Neste último Carnaval, houve aumento de 40% nos atendimentos hospitalares decorrentes de acidentes de trânsito. A maioria dos acidentes automobilísticos é resultante do consumo de bebida alcoólica seguido de direção. São inúmeras as campanhas de conscientização sobre os perigos da embriaguez ao volante e a fiscalização nas rodovias foi intensificada na tentativa de diminuir o problema, mas mesmo assim, ainda surgem muitas vítimas da continuidade dessa conduta.
A lei n. 11.705/2008 alterou o Código de Trânsito Brasileiro (CTB) e, na época em que entrou em vigor, causou polêmica porque proibiu o consumo de praticamente qualquer quantidade de bebida alcoólica por condutores de veículos. O condutor que apresentar concentração de álcool por litro de sangue igual ou superior a dois decigramas (que equivale a uma lata de cerveja) é considerado embriagado. A pessoa que for flagrada dirigindo com esta quantidade de álcool no sangue comete infração gravíssima, que implica multa de R$ 957,00 e suspensão do direito de dirigir por um ano. Já aqueles cuja dosagem de álcool no sangue superar 6 dg/L (seis decigramas por litro de sangue) cometem crime. Nestes casos, as penas são de detenção, de seis meses a três anos, multa e a suspensão ou proibição de obter habilitação para dirigir.
A lei foi “endurecida” por uma quebra de paradigma em relação ao chamado “nível seguro de álcool no organismo”, ou seja, acreditava-se que até certo limite o condutor não teria alterações severas de consciência que o impedissem de dirigir. Contudo, estudos demonstraram que as pessoas reagem diferentemente ao álcool, sendo impossível estipular um “nível seguro”.
Além de estabelecer esse parâmetro mínimo de quantidade de álcool no sangue para enquadrar o motorista como ébrio, a lei n. 11.705/2008 também determinou a realização dos testes de alcoolemia como única forma de se comprovar a embriaguez, inclusive, deixando a cargo do Poder Executivo a fixação das equivalências entre os distintos testes de alcoolemia. Assim, ficou estabelecido, por meio do decreto 6.488/2008, que “seis decigramas de álcool por litro de sangue” equivalem a “três décimos de miligrama por litro de ar expelido dos pulmões”.
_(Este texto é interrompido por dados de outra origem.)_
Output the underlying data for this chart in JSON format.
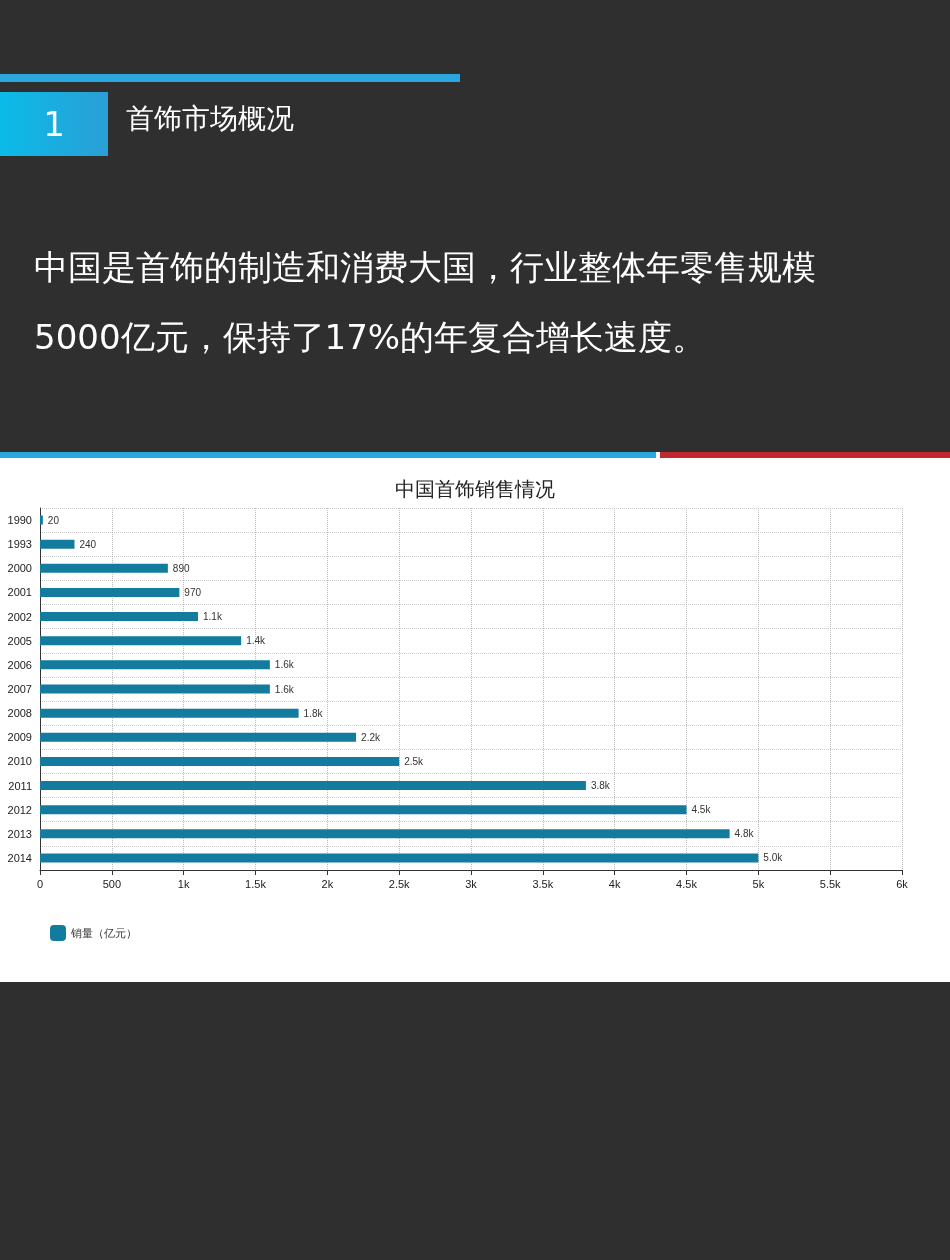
{
  "chart_data": {
    "type": "bar",
    "orientation": "horizontal",
    "title": "中国首饰销售情况",
    "annotations": [
      "1",
      "首饰市场概况",
      "中国是首饰的制造和消费大国，行业整体年零售规模5000亿元，保持了17%的年复合增长速度。"
    ],
    "categories": [
      "1990",
      "1993",
      "2000",
      "2001",
      "2002",
      "2005",
      "2006",
      "2007",
      "2008",
      "2009",
      "2010",
      "2011",
      "2012",
      "2013",
      "2014"
    ],
    "series": [
      {
        "name": "销量（亿元）",
        "color": "#127b9e",
        "values": [
          20,
          240,
          890,
          970,
          1100,
          1400,
          1600,
          1600,
          1800,
          2200,
          2500,
          3800,
          4500,
          4800,
          5000
        ],
        "value_labels": [
          "20",
          "240",
          "890",
          "970",
          "1.1k",
          "1.4k",
          "1.6k",
          "1.6k",
          "1.8k",
          "2.2k",
          "2.5k",
          "3.8k",
          "4.5k",
          "4.8k",
          "5.0k"
        ]
      }
    ],
    "xlim": [
      0,
      6000
    ],
    "xticks": [
      0,
      500,
      {
        "value": 1000,
        "label": "1k"
      },
      {
        "value": 1500,
        "label": "1.5k"
      },
      {
        "value": 2000,
        "label": "2k"
      },
      {
        "value": 2500,
        "label": "2.5k"
      },
      {
        "value": 3000,
        "label": "3k"
      },
      {
        "value": 3500,
        "label": "3.5k"
      },
      {
        "value": 4000,
        "label": "4k"
      },
      {
        "value": 4500,
        "label": "4.5k"
      },
      {
        "value": 5000,
        "label": "5k"
      },
      {
        "value": 5500,
        "label": "5.5k"
      },
      {
        "value": 6000,
        "label": "6k"
      }
    ],
    "grid": true,
    "legend": "bottom left"
  }
}
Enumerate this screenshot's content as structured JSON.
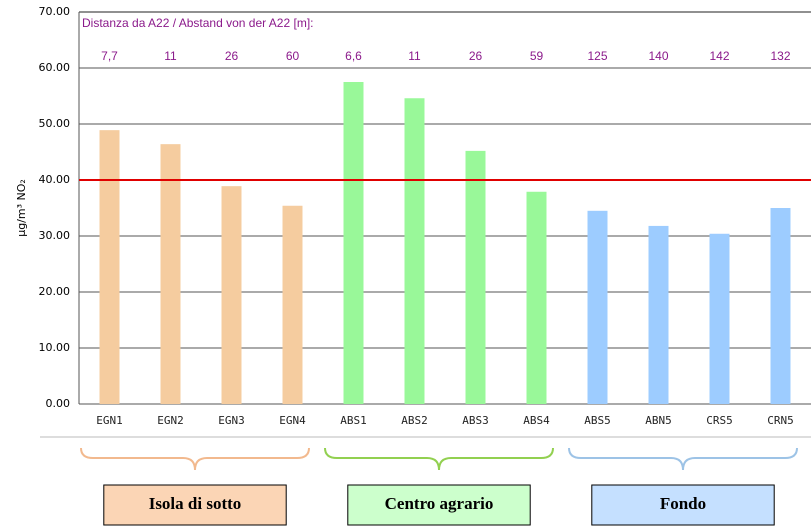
{
  "chart_data": {
    "type": "bar",
    "annotation": "Distanza da A22 / Abstand von der A22 [m]:",
    "y_label": "µg/m³ NO₂",
    "ylim": [
      0,
      70
    ],
    "yticks": [
      {
        "value": 0,
        "label": "0.00"
      },
      {
        "value": 10,
        "label": "10.00"
      },
      {
        "value": 20,
        "label": "20.00"
      },
      {
        "value": 30,
        "label": "30.00"
      },
      {
        "value": 40,
        "label": "40.00"
      },
      {
        "value": 50,
        "label": "50.00"
      },
      {
        "value": 60,
        "label": "60.00"
      },
      {
        "value": 70,
        "label": "70.00"
      }
    ],
    "grid": true,
    "reference_line": {
      "value": 40,
      "color": "#e00000"
    },
    "groups": [
      {
        "name": "Isola di sotto",
        "color": "#f5cc9f",
        "brace_color": "#f2b98e",
        "box_color": "#fbd5b5",
        "categories": [
          "EGN1",
          "EGN2",
          "EGN3",
          "EGN4"
        ],
        "values": [
          48.9,
          46.4,
          38.9,
          35.4
        ],
        "distances": [
          "7,7",
          "11",
          "26",
          "60"
        ]
      },
      {
        "name": "Centro agrario",
        "color": "#99f899",
        "brace_color": "#92d050",
        "box_color": "#ccffcc",
        "categories": [
          "ABS1",
          "ABS2",
          "ABS3",
          "ABS4"
        ],
        "values": [
          57.5,
          54.6,
          45.2,
          37.9
        ],
        "distances": [
          "6,6",
          "11",
          "26",
          "59"
        ]
      },
      {
        "name": "Fondo",
        "color": "#9dccff",
        "brace_color": "#9dc3e6",
        "box_color": "#c5e0ff",
        "categories": [
          "ABS5",
          "ABN5",
          "CRS5",
          "CRN5"
        ],
        "values": [
          34.5,
          31.8,
          30.4,
          35.0
        ],
        "distances": [
          "125",
          "140",
          "142",
          "132"
        ]
      }
    ]
  }
}
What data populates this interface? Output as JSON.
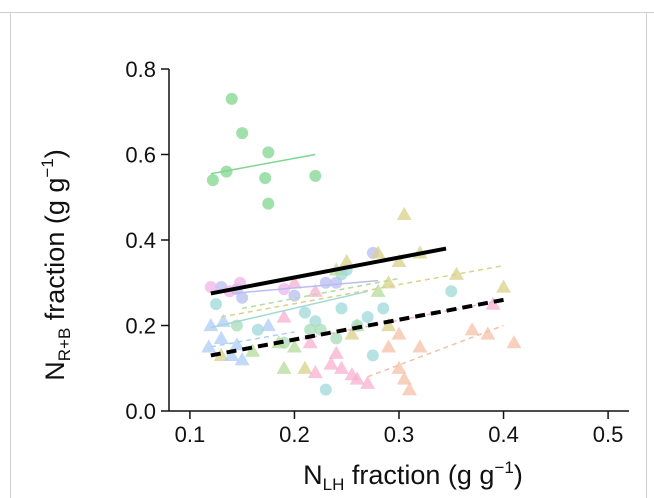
{
  "chart_data": {
    "type": "scatter",
    "title": "",
    "xlabel": {
      "main": "N",
      "sub": "LH",
      "rest": " fraction (g g",
      "sup": "−1",
      "end": ")"
    },
    "ylabel": {
      "main": "N",
      "sub": "R+B",
      "rest": " fraction (g g",
      "sup": "−1",
      "end": ")"
    },
    "xlim": [
      0.08,
      0.52
    ],
    "ylim": [
      0.0,
      0.8
    ],
    "xticks": [
      0.1,
      0.2,
      0.3,
      0.4,
      0.5
    ],
    "xtick_labels": [
      "0.1",
      "0.2",
      "0.3",
      "0.4",
      "0.5"
    ],
    "yticks": [
      0.0,
      0.2,
      0.4,
      0.6,
      0.8
    ],
    "ytick_labels": [
      "0.0",
      "0.2",
      "0.4",
      "0.6",
      "0.8"
    ],
    "grid": false,
    "series": [
      {
        "color": "#7fd68f",
        "marker": "circle",
        "points": [
          [
            0.14,
            0.73
          ],
          [
            0.15,
            0.65
          ],
          [
            0.175,
            0.605
          ],
          [
            0.135,
            0.56
          ],
          [
            0.122,
            0.54
          ],
          [
            0.172,
            0.545
          ],
          [
            0.22,
            0.55
          ],
          [
            0.175,
            0.485
          ]
        ]
      },
      {
        "color": "#b9bdf0",
        "marker": "circle",
        "points": [
          [
            0.13,
            0.29
          ],
          [
            0.145,
            0.285
          ],
          [
            0.15,
            0.265
          ],
          [
            0.2,
            0.27
          ],
          [
            0.23,
            0.3
          ],
          [
            0.24,
            0.3
          ],
          [
            0.275,
            0.37
          ]
        ]
      },
      {
        "color": "#f0b4e8",
        "marker": "circle",
        "points": [
          [
            0.12,
            0.29
          ],
          [
            0.138,
            0.28
          ],
          [
            0.148,
            0.3
          ],
          [
            0.19,
            0.285
          ]
        ]
      },
      {
        "color": "#9fd8d8",
        "marker": "circle",
        "points": [
          [
            0.125,
            0.25
          ],
          [
            0.21,
            0.23
          ],
          [
            0.22,
            0.21
          ],
          [
            0.245,
            0.24
          ],
          [
            0.27,
            0.22
          ],
          [
            0.25,
            0.33
          ],
          [
            0.245,
            0.32
          ],
          [
            0.26,
            0.2
          ],
          [
            0.275,
            0.13
          ],
          [
            0.285,
            0.24
          ],
          [
            0.23,
            0.05
          ],
          [
            0.35,
            0.28
          ],
          [
            0.165,
            0.19
          ]
        ]
      },
      {
        "color": "#a8dcb8",
        "marker": "circle",
        "points": [
          [
            0.145,
            0.2
          ],
          [
            0.19,
            0.16
          ],
          [
            0.215,
            0.19
          ],
          [
            0.225,
            0.19
          ],
          [
            0.24,
            0.17
          ]
        ]
      },
      {
        "color": "#d8d28a",
        "marker": "triangle",
        "points": [
          [
            0.28,
            0.37
          ],
          [
            0.3,
            0.35
          ],
          [
            0.305,
            0.46
          ],
          [
            0.32,
            0.37
          ],
          [
            0.355,
            0.32
          ],
          [
            0.4,
            0.29
          ],
          [
            0.25,
            0.35
          ],
          [
            0.29,
            0.3
          ],
          [
            0.255,
            0.18
          ],
          [
            0.29,
            0.2
          ],
          [
            0.21,
            0.1
          ],
          [
            0.13,
            0.13
          ]
        ]
      },
      {
        "color": "#b4dc9a",
        "marker": "triangle",
        "points": [
          [
            0.24,
            0.33
          ],
          [
            0.28,
            0.28
          ],
          [
            0.26,
            0.2
          ],
          [
            0.16,
            0.14
          ],
          [
            0.185,
            0.16
          ],
          [
            0.2,
            0.15
          ],
          [
            0.19,
            0.1
          ]
        ]
      },
      {
        "color": "#f6c0a8",
        "marker": "triangle",
        "points": [
          [
            0.3,
            0.18
          ],
          [
            0.3,
            0.1
          ],
          [
            0.32,
            0.15
          ],
          [
            0.37,
            0.19
          ],
          [
            0.385,
            0.18
          ],
          [
            0.41,
            0.16
          ],
          [
            0.29,
            0.15
          ],
          [
            0.31,
            0.05
          ],
          [
            0.305,
            0.075
          ]
        ]
      },
      {
        "color": "#f7b0d0",
        "marker": "triangle",
        "points": [
          [
            0.19,
            0.22
          ],
          [
            0.2,
            0.3
          ],
          [
            0.22,
            0.28
          ],
          [
            0.235,
            0.11
          ],
          [
            0.245,
            0.1
          ],
          [
            0.255,
            0.085
          ],
          [
            0.26,
            0.075
          ],
          [
            0.27,
            0.065
          ],
          [
            0.22,
            0.09
          ],
          [
            0.24,
            0.135
          ],
          [
            0.39,
            0.25
          ],
          [
            0.215,
            0.16
          ]
        ]
      },
      {
        "color": "#aecdf6",
        "marker": "triangle",
        "points": [
          [
            0.12,
            0.2
          ],
          [
            0.118,
            0.15
          ],
          [
            0.132,
            0.21
          ],
          [
            0.14,
            0.13
          ],
          [
            0.145,
            0.155
          ],
          [
            0.15,
            0.12
          ],
          [
            0.175,
            0.2
          ],
          [
            0.13,
            0.17
          ]
        ]
      }
    ],
    "fit_lines": [
      {
        "style": "solid",
        "color": "#7fd68f",
        "width": 1.5,
        "x": [
          0.12,
          0.22
        ],
        "y": [
          0.555,
          0.6
        ]
      },
      {
        "style": "solid",
        "color": "#b9bdf0",
        "width": 1.5,
        "x": [
          0.14,
          0.28
        ],
        "y": [
          0.275,
          0.305
        ]
      },
      {
        "style": "solid",
        "color": "#9fd8d8",
        "width": 1.5,
        "x": [
          0.12,
          0.27
        ],
        "y": [
          0.195,
          0.28
        ]
      },
      {
        "style": "dashed",
        "color": "#d8d28a",
        "width": 1.5,
        "x": [
          0.13,
          0.4
        ],
        "y": [
          0.22,
          0.34
        ]
      },
      {
        "style": "dashed",
        "color": "#b4dc9a",
        "width": 1.5,
        "x": [
          0.15,
          0.3
        ],
        "y": [
          0.24,
          0.31
        ]
      },
      {
        "style": "dashed",
        "color": "#f7b0d0",
        "width": 1.5,
        "x": [
          0.2,
          0.39
        ],
        "y": [
          0.165,
          0.255
        ]
      },
      {
        "style": "dashed",
        "color": "#f6c0a8",
        "width": 1.5,
        "x": [
          0.27,
          0.4
        ],
        "y": [
          0.08,
          0.2
        ]
      },
      {
        "style": "dashed",
        "color": "#aecdf6",
        "width": 1.5,
        "x": [
          0.12,
          0.2
        ],
        "y": [
          0.15,
          0.185
        ]
      },
      {
        "style": "solid",
        "color": "#000000",
        "width": 4,
        "x": [
          0.12,
          0.345
        ],
        "y": [
          0.275,
          0.38
        ]
      },
      {
        "style": "dashed",
        "color": "#000000",
        "width": 4,
        "x": [
          0.12,
          0.4
        ],
        "y": [
          0.13,
          0.26
        ]
      }
    ]
  }
}
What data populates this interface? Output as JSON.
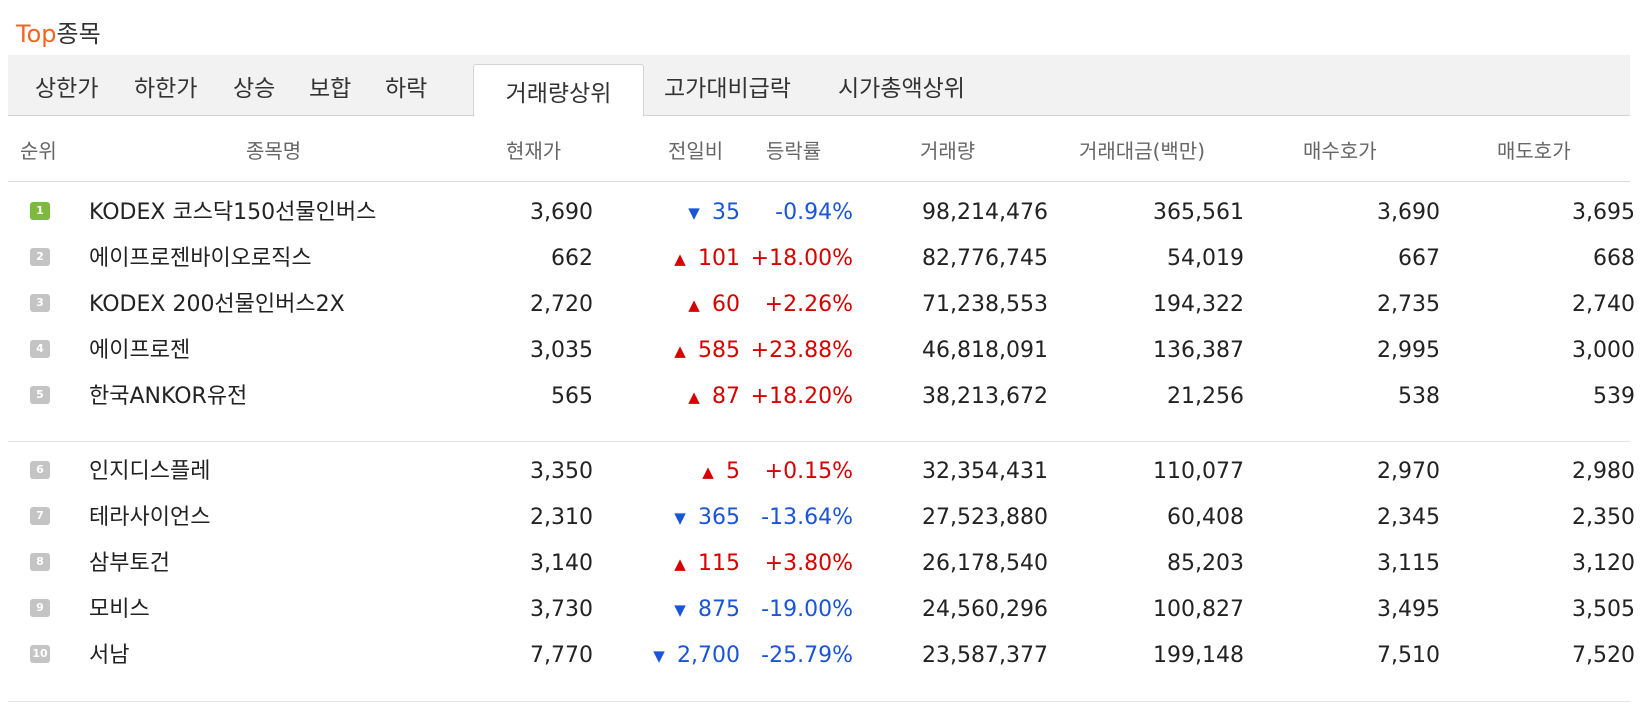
{
  "title": {
    "accent": "Top",
    "rest": "종목"
  },
  "tabs": [
    {
      "label": "상한가"
    },
    {
      "label": "하한가"
    },
    {
      "label": "상승"
    },
    {
      "label": "보합"
    },
    {
      "label": "하락"
    },
    {
      "label": "거래량상위",
      "active": true
    },
    {
      "label": "고가대비급락"
    },
    {
      "label": "시가총액상위"
    }
  ],
  "columns": [
    "순위",
    "종목명",
    "현재가",
    "전일비",
    "등락률",
    "거래량",
    "거래대금(백만)",
    "매수호가",
    "매도호가"
  ],
  "rows": [
    {
      "rank": "1",
      "name": "KODEX 코스닥150선물인버스",
      "price": "3,690",
      "dir": "down",
      "change": "35",
      "rate": "-0.94%",
      "volume": "98,214,476",
      "amount": "365,561",
      "bid": "3,690",
      "ask": "3,695"
    },
    {
      "rank": "2",
      "name": "에이프로젠바이오로직스",
      "price": "662",
      "dir": "up",
      "change": "101",
      "rate": "+18.00%",
      "volume": "82,776,745",
      "amount": "54,019",
      "bid": "667",
      "ask": "668"
    },
    {
      "rank": "3",
      "name": "KODEX 200선물인버스2X",
      "price": "2,720",
      "dir": "up",
      "change": "60",
      "rate": "+2.26%",
      "volume": "71,238,553",
      "amount": "194,322",
      "bid": "2,735",
      "ask": "2,740"
    },
    {
      "rank": "4",
      "name": "에이프로젠",
      "price": "3,035",
      "dir": "up",
      "change": "585",
      "rate": "+23.88%",
      "volume": "46,818,091",
      "amount": "136,387",
      "bid": "2,995",
      "ask": "3,000"
    },
    {
      "rank": "5",
      "name": "한국ANKOR유전",
      "price": "565",
      "dir": "up",
      "change": "87",
      "rate": "+18.20%",
      "volume": "38,213,672",
      "amount": "21,256",
      "bid": "538",
      "ask": "539"
    },
    {
      "rank": "6",
      "name": "인지디스플레",
      "price": "3,350",
      "dir": "up",
      "change": "5",
      "rate": "+0.15%",
      "volume": "32,354,431",
      "amount": "110,077",
      "bid": "2,970",
      "ask": "2,980"
    },
    {
      "rank": "7",
      "name": "테라사이언스",
      "price": "2,310",
      "dir": "down",
      "change": "365",
      "rate": "-13.64%",
      "volume": "27,523,880",
      "amount": "60,408",
      "bid": "2,345",
      "ask": "2,350"
    },
    {
      "rank": "8",
      "name": "삼부토건",
      "price": "3,140",
      "dir": "up",
      "change": "115",
      "rate": "+3.80%",
      "volume": "26,178,540",
      "amount": "85,203",
      "bid": "3,115",
      "ask": "3,120"
    },
    {
      "rank": "9",
      "name": "모비스",
      "price": "3,730",
      "dir": "down",
      "change": "875",
      "rate": "-19.00%",
      "volume": "24,560,296",
      "amount": "100,827",
      "bid": "3,495",
      "ask": "3,505"
    },
    {
      "rank": "10",
      "name": "서남",
      "price": "7,770",
      "dir": "down",
      "change": "2,700",
      "rate": "-25.79%",
      "volume": "23,587,377",
      "amount": "199,148",
      "bid": "7,510",
      "ask": "7,520"
    }
  ],
  "symbols": {
    "up_arrow": "▲",
    "down_arrow": "▼"
  },
  "colors": {
    "accent": "#f26522",
    "up": "#d60000",
    "down": "#1a55d6",
    "rank_first": "#7cba3b",
    "rank_other": "#c4c4c4"
  }
}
Cabe ressaltar que o Poder Legislativo está impedido de delegar a competência de legislar em matéria penal e processual penal, de modo que normas emanadas do Executivo (decretos ou medidas provisórias) nessas matérias são inconstitucionais. Mesmo assim, os tribunais têm seguido o entendimento de que os exames (de sangue e bafômetro) são meios eficazes de se constatar a embriaguez e, portanto, devem ser realizados de acordo com o disposto no decreto 6.488/2008.
Apesar de a Lei Seca (como é chamada a lei n. 11.705) ter “intimidado” muitas pessoas, uma vez que, para assegurar que fosse obedecida, foi aumentado o número de blitzes, alguns ainda se arriscam, sabendo que podem se negar a realizar o exame de sangue ou teste em aparelho alveolar pulmonar – o bafômetro – pois há garantia constitucional de que nenhuma pessoa é obrigada a produzir prova contra si mesma. E sendo os testes de alcoolemia a única maneira de se constatar a embriaguez, a comprovação de eventual crime é inviabilizada.
Diante da impossibilidade de obter provas em casos de suspeita de embriaguez ao volante, a 5ª Turma do Superior Tribunal de Justiça proferiu decisões controvertidas no sentido de dispensar o exame de sangue ou o do bafômetro para atestar o estado de embriaguez, retomando a antiga fundamentação do artigo 306 do CTB, segundo a qual a condução sob influência de álcool ou de substância de efeitos análogos constituía crime de perigo concreto, ou seja, o ato de dirigir embriagado necessariamente exporia a dano potencial a incolumidade de outras pessoas.
Segundo essas decisões do STJ, ela poderia ser demonstrada por outros meios de prova como o depoimento de testemunhas ou exames clínicos. Assim, bastaria a declaração do agente policial que participou da fiscalização confirmando a embriaguez para demonstrar a materialidade do crime. A desobrigação de exames e a permissão de utilização de métodos como este são, por óbvio, contestáveis, na medida em que a materialidade passa a ser comprovada segundo critérios demasiadamente subjetivos.
A 6ª Turma do STJ, no entanto, segue o entendimento jurisprudencial majoritário de que a realização dos testes de alcoolemia são indispensáveis para que seja iniciado processo criminal. Por conta da divergência, todos os processos envolvendo embriaguez ao volante em grau recursal estão suspensos. Esses processos foram encaminhados para apreciação da 3ª Turma, composta por membros da 5ª e da 6ª Turma, para que se alcance um posicionamento uniforme sobre o tema.